Back in town, Tibby has decided that the only way to entertain herself during a dull summer of working at a discount story and babysitting her little sister is to make a documentary about the quiet desperation of those whose lives are meaningless. But in the midst of this "Suckumentary," she meets Bailey (Jenna Boyd), a sassy and wise-beyond-her-years twelve year old who volunteers to be her assistant on the film. Turns out she has some interesting ideas about people to interview and ways to draw them out. Although not looking for another friend, Tibby finds herself in the presence of a person who opens her up emotionally and lets her see how anger has animated so much of her life.

Bridget is a blonde beauty who still hasn't come to terms with the recent death of her mother. At a soccer camp in Mexico, she stuns all the rest of the girls with her intensity on the field and her brazen attempt to win the affection of Eric (Mike Vogel), a coach who is off-limits. All of her energy goes into running and impressing everyone with her golden girl appearance. But in her intimate encounter with Eric, she discovers that there is an emptiness inside her that must be dealt with and not escaped from.

Carmen eagerly looks forward to spending some prime time with her father Al (Bradley Whitford), who has not seen her very often since he divorced her mother years ago. But when she arrives at his new suburban home, she is stunned to find out that he is living with Lydia (Nancy Travis), a divorcee with two teenagers, and much of the summer will be consumed with making plans for their upcoming wedding. When her expectations of really getting to know her father are dashed, Carmen tries to hold back her hurt but explodes at the idea of being treated like an outsider.

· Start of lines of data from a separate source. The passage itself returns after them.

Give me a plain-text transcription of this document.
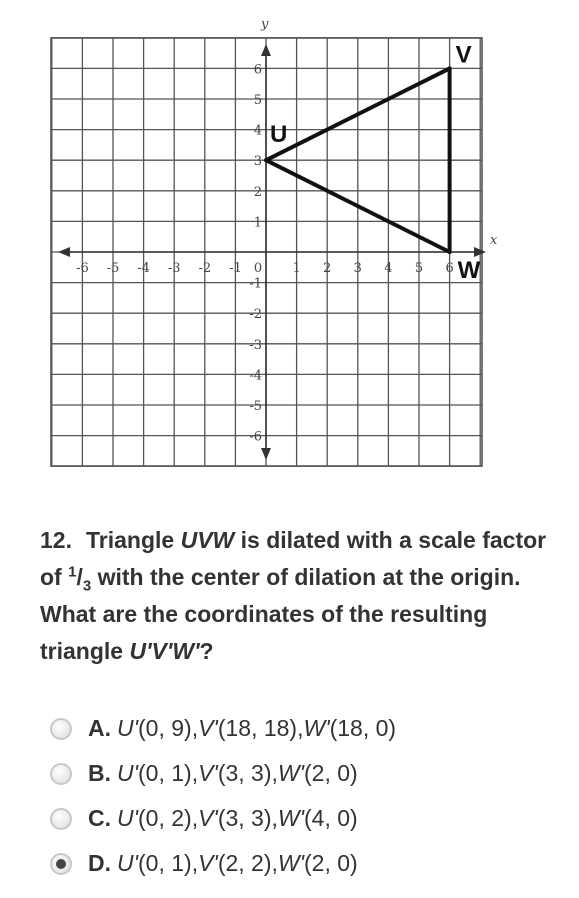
x
y
-6 -5 -4 -3 -2 -1 0 1 2 3 4 5 6
6
5
4
3
2
1
-1
-2
-3
-4
-5
-6
U
V
W

12. Triangle UVW is dilated with a scale factor of $^1/_3$ with the center of dilation at the origin. What are the coordinates of the resulting triangle U'V'W'?

A. U' (0, 9), V' (18, 18), W' (18, 0)
B. U' (0, 1), V' (3, 3), W' (2, 0)
C. U' (0, 2), V' (3, 3), W' (4, 0)
D. U' (0, 1), V' (2, 2), W' (2, 0)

Friendships are deeply enriched by rituals experienced together and even more by shared stories. We've been down this path before in many films about female friendships (Now and Then, Mystic Pizza, The Baby-Sitter's Club). This one does a fine job in presenting the glue that holds these four together even though they are miles apart.

DVD features include a documentary about the film, an audio commentary track, and interviews with the cast and crew.